Okay, everybody up to speed? The whole “crazed woman” trend in psychological thrillers has become an overused cliché. Basic Instinct, Single White Female, all of it. Furthermore, let’s take a look at the genre; psychological thriller. Yet there’s no attempt to understand these characters psychologically. Instead, what results is an irrational and overly emotional depiction of woman as sexual objects and sinful perpetrators of violence. Why does Alex obsess over Dan? The movie never really makes any attempt to answer this. Instead, director Lyne’s seeming fear of women reaches a violent dénouement in which Alex, the woman, is punished for…well, essentially for being a woman. Dan is never held accountable for his role in seducing and bedding Alex. This isn’t to say that he deserves everything that Alex does to him (although to be fair, Alex targets the women in his life, such as his wife and daughter, more than she antagonizes him), but Lyne seems incapable of allowing Dan to be guilty of, well, anything.

But the thing is- well, Dan is guilty. No, he’s not a bunny boiler, but he’s not innocent. He plays a role in their affair, even if he is the one that breaks it off. Honestly, the character of Dan feels like a male fantasy of, “well, I guess I’m just too hard to get over.” It’s a twisted form of flattery to the male portion of the audience, this idea that a woman could just really lose it for you. Granted, yes, there are mentally unstable women (just as there are men) who develop unhealthy fixations on certain people. Still, none of those real life instances are painted with such one-sidedness as Fatal Attraction.

Hell, even in the final moments, Dan escapes culpability and has a woman do the dirty work. While he tries to kill Alex by drowning her, it is his wife that ends up shooting and killing Alex. Lyne said in the commentary that it was decided to have his wife shoot Alex because it juxtaposed the two characters. Alex was now the victim. Again, Dan, who has a defined role in this dynamic, completely escapes wrongdoing. He isn’t even reprimanded for his indiscretion or straying from his wife. Instead, the finale suggests that the whole experience has brought the family unit closer together.
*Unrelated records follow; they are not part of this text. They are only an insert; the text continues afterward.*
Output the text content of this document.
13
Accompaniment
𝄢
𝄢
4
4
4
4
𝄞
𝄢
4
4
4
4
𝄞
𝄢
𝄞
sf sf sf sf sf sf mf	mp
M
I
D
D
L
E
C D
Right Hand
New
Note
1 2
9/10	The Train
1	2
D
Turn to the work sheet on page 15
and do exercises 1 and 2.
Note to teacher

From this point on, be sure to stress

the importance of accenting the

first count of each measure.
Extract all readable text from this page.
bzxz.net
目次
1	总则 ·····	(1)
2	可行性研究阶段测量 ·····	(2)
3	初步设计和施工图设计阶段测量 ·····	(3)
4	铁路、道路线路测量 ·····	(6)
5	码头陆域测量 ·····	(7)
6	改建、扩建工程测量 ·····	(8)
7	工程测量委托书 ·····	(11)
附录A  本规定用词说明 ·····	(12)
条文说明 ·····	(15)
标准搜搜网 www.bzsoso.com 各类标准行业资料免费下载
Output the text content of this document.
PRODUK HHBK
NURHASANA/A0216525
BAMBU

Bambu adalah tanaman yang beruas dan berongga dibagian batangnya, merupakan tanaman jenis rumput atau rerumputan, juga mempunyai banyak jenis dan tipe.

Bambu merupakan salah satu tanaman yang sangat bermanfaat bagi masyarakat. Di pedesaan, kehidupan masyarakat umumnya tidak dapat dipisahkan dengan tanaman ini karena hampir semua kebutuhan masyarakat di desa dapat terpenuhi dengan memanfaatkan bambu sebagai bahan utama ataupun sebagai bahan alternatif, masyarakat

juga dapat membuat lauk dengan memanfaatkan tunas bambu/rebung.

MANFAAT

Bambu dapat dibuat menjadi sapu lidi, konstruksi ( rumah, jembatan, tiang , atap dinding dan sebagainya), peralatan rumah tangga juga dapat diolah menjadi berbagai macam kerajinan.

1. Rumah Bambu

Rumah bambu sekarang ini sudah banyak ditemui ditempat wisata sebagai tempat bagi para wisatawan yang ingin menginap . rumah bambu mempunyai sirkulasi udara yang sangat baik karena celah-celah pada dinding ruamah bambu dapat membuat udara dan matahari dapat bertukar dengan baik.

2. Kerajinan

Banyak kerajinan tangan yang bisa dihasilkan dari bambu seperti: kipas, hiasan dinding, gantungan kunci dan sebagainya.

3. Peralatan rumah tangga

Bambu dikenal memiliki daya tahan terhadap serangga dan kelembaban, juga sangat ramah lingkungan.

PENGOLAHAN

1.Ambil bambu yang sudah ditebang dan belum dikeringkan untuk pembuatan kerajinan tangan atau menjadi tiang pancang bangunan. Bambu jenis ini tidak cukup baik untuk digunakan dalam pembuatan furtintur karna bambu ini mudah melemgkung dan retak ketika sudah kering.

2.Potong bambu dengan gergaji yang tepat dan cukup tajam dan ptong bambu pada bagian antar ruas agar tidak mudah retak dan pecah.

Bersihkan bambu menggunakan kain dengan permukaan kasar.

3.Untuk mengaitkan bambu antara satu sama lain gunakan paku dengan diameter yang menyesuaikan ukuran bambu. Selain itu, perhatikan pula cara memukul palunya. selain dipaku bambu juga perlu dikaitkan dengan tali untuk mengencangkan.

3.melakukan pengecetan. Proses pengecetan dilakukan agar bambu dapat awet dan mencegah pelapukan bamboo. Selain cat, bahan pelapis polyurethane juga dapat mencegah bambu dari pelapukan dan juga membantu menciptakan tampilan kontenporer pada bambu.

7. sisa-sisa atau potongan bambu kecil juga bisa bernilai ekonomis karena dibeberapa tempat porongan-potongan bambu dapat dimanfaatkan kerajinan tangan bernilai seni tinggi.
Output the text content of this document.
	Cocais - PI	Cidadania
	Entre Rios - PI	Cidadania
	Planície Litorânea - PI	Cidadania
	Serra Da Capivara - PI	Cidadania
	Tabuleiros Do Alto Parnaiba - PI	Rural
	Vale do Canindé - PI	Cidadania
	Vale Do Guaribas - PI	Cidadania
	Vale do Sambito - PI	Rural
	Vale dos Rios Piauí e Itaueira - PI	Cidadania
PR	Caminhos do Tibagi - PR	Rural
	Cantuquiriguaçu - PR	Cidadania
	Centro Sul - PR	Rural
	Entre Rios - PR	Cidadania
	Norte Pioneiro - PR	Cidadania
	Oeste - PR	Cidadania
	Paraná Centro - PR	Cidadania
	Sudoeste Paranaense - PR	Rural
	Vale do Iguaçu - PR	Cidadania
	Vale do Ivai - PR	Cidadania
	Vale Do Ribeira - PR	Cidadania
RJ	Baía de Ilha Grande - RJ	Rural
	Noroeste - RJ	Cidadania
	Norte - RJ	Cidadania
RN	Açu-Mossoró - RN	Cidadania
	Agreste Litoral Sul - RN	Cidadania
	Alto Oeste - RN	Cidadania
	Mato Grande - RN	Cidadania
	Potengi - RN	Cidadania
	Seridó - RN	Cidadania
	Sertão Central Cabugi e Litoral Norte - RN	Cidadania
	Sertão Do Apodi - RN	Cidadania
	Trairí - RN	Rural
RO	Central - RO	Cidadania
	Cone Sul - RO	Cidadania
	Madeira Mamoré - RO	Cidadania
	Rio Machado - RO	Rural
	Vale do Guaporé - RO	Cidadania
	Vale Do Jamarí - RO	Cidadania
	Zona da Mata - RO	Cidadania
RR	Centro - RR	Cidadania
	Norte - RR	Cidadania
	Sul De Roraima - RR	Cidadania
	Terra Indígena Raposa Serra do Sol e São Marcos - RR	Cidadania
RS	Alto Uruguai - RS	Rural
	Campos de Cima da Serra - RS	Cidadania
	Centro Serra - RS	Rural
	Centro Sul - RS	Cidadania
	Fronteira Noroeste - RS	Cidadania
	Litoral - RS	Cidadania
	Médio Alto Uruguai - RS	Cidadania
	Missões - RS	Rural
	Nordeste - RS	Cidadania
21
What Fatal Attraction leaves it audience with is a twisted portrayal of an almost pathological fear of women. Alex is the most obvious example of this phobia. She uses her wiles to destroy a man’s home life and she uses her femininity aggressively in her attempts to destroy the other women in Dan’s life. While the reality of the complexity of these dynamics is crucial to the psychological thriller, it is glossed over in Fatal Attraction.